Dogs give you a reason to talk to new people while on walks or at the dog park, which can alleviate the loneliness you might feel in a depressive episode. Socialization with others, especially face-to-face, has been shown to ease symptoms of depression. This is especially true for people aged 50 years or older.  

Having a companion can also prevent depression from worsening, especially therapy and service dogs who are constantly in tune to your needs. Caring for an animal gives you purpose, makes you feel wanted and helps take focus away from your depression.


Dogs can be a lot to handle, but research shows that responsibility helps your mental health. Some psychologists say that you build self-esteem by taking ownership and applying skills to a specific task. Taking care of a dog offers reassurance that you can care for another creature and for yourself.

If you love dogs but can’t commit to or afford one, try dog-sitting! Sites and apps like allow you to do everything from short walks and check-ins to daycare and dog boarding. It’s worth a try. Because not only can dogs make you feel better, but the responsibilities entailed in the human-canine relationship can provide important structural and social benefits that lessen the burden of depression.

Dogs bring happiness into your life, and depression is often no match for the unconditional love they provide.


Greer Grenley is a part-time dog writer and full-time dog lover. She lives in Seattle where she can be seen out-and-about with her Aussiedoodle, George.

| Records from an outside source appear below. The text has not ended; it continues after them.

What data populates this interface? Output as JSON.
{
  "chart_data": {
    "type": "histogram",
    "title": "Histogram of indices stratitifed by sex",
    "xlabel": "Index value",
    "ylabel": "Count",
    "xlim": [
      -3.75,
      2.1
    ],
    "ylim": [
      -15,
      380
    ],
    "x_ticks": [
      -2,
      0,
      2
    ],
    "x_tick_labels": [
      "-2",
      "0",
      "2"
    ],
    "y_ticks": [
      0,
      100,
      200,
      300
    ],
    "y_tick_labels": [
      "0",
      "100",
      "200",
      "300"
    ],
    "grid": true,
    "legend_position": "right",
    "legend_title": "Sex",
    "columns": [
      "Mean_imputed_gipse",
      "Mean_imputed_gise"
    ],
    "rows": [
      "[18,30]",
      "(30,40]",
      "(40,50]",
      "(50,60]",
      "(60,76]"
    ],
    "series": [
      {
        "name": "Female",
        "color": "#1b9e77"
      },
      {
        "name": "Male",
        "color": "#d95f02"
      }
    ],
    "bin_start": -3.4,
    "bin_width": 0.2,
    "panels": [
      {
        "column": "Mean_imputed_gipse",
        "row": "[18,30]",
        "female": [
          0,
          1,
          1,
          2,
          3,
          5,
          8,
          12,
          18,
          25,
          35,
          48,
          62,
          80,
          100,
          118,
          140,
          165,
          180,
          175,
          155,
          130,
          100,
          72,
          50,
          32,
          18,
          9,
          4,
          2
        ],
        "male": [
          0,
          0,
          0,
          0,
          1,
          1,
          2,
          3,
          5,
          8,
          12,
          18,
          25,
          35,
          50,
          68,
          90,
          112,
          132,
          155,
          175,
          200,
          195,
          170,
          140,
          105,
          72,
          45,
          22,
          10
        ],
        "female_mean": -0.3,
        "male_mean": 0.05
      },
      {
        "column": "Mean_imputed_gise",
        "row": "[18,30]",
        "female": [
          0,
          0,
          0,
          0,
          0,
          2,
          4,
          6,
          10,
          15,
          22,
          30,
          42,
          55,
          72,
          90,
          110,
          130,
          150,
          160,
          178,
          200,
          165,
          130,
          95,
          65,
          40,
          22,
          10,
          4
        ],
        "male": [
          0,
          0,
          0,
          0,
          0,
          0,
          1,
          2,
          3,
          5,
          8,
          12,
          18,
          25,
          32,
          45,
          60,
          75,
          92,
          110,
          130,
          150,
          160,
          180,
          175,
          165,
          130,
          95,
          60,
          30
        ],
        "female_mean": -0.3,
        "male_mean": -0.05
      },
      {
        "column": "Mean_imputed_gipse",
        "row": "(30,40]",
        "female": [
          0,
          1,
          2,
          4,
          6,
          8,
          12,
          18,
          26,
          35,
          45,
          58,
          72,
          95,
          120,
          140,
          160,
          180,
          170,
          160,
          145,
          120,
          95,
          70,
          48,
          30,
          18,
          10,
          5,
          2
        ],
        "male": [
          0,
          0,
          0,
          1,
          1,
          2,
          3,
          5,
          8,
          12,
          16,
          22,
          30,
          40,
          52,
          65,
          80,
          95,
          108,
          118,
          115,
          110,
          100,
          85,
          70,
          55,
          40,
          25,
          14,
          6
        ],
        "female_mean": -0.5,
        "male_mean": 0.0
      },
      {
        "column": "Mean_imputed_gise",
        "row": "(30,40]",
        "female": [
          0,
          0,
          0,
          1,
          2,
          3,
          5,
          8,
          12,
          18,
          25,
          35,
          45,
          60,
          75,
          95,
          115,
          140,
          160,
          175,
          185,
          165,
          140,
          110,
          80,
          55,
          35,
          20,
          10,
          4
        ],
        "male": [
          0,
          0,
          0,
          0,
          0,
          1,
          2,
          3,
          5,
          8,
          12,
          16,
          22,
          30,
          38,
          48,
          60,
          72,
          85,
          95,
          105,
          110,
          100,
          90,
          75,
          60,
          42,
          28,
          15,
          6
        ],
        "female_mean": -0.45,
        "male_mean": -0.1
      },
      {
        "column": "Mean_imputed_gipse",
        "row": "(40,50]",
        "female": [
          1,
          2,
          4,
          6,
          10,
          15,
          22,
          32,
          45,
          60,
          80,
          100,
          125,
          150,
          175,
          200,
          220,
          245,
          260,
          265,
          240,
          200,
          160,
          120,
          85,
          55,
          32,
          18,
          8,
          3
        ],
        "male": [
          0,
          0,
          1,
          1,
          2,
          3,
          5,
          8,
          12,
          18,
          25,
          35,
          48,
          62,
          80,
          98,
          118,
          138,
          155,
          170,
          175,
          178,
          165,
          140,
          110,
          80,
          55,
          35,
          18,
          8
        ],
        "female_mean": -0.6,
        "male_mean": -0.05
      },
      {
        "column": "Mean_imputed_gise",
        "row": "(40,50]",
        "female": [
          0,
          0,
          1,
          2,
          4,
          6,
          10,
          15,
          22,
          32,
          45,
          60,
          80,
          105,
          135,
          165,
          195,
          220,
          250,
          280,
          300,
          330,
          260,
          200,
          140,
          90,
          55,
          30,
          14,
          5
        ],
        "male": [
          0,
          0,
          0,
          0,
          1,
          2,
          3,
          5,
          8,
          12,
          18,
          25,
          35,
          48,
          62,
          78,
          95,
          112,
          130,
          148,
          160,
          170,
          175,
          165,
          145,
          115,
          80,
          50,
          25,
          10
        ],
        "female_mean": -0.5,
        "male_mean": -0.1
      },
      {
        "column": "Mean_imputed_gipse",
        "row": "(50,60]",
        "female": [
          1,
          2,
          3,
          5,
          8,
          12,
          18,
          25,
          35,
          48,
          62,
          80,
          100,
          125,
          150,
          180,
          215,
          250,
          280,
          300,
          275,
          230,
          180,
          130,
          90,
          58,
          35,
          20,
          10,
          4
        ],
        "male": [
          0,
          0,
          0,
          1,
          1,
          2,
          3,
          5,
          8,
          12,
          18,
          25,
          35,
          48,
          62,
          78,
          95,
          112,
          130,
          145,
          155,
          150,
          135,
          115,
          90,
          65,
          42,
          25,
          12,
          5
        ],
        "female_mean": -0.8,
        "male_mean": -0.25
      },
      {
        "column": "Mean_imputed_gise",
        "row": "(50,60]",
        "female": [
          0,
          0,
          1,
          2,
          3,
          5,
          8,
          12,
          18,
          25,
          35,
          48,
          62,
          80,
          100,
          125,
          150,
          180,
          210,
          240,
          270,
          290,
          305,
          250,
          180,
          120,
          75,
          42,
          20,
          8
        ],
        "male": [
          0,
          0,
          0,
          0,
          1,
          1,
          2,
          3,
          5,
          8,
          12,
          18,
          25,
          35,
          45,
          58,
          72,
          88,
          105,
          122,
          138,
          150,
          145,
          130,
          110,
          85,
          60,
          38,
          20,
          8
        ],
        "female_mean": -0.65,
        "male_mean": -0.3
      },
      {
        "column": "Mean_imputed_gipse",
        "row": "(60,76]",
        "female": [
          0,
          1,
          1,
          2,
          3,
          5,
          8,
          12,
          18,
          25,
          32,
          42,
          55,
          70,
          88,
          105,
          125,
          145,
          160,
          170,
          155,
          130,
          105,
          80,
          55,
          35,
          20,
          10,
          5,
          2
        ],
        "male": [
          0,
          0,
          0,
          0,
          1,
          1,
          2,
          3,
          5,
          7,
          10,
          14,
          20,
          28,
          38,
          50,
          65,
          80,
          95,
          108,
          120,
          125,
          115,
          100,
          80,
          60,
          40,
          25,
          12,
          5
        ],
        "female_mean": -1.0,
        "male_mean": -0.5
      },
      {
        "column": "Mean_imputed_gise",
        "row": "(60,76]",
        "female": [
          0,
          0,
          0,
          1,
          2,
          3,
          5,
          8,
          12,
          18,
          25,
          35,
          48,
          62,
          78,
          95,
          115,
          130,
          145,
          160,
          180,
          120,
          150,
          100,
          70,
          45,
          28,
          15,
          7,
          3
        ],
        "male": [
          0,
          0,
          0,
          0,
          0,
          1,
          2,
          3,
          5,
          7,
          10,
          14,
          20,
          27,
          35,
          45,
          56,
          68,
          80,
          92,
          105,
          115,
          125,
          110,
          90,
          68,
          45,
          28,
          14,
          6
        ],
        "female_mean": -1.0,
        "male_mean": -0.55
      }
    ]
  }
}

Excellent article on Dogs & Depression
2/7/2018 2:41:03 AM

Wendy Turner
I totally agree sometimes he’s the only one I care to talk and I have a lot to say
2/5/2018 10:28:17 PM

Lizanne Corbit
I think this is a wonderful read. Dogs can be amazingly comforting and supportive. Making sure that you can safely and positively raise and care for a dog is important though. Be mindful of where you live, apartments can prove a little trickier than a house. If you're not up to the task of taking care of a dog full-time you might want to consider volunteer shelter work and/or dog walking. Excellent read.
2/5/2018 4:16:41 PM

Lisa Smith
Since I married my husband, we have always had at least one German Shepherd. I grew up with cats and love them dearly, but never knew that dogs were so much more devoted and give a different kind of love. Ours have lived 11-13 years each. When we lost our last boy in May, we thought we would need to wait awhile before getting another, as he was so special and we had spent about 10 months doing all kinds of things to keep him going. But both of us felt the sadness and finally started looking again in September. We have our newest family addition ALthough he is rambunctious and chews everything, he is such a joy-meets me at the gate when I leave for work and come home, always happy to see me and gives ppuppy kisses. Wouldnt want to be without him.
2/5/2018 10:56:51 AM

My dog IS my therapy!!!
2/4/2018 2:34:28 PM

Marilyn W
Dogs also reduce anxiety by spotting others and alerting you. They push you to get up when you don't think you can stand it, to let them out or feed them, so you become at least that active. Dogs maintain a positive affect even when you feel down. But treating anxiety or depression needs more than the dog, you need an alert, knowledgable psychiatric health care provider and enough insurance to afford to go to see him/her.
2/4/2018 2:07:12 PM

Janet Kuhn
My sister's dog Quincy makes me feel so good and he is like my own therapy dog. I call him my little buddy and I enjoy our times together.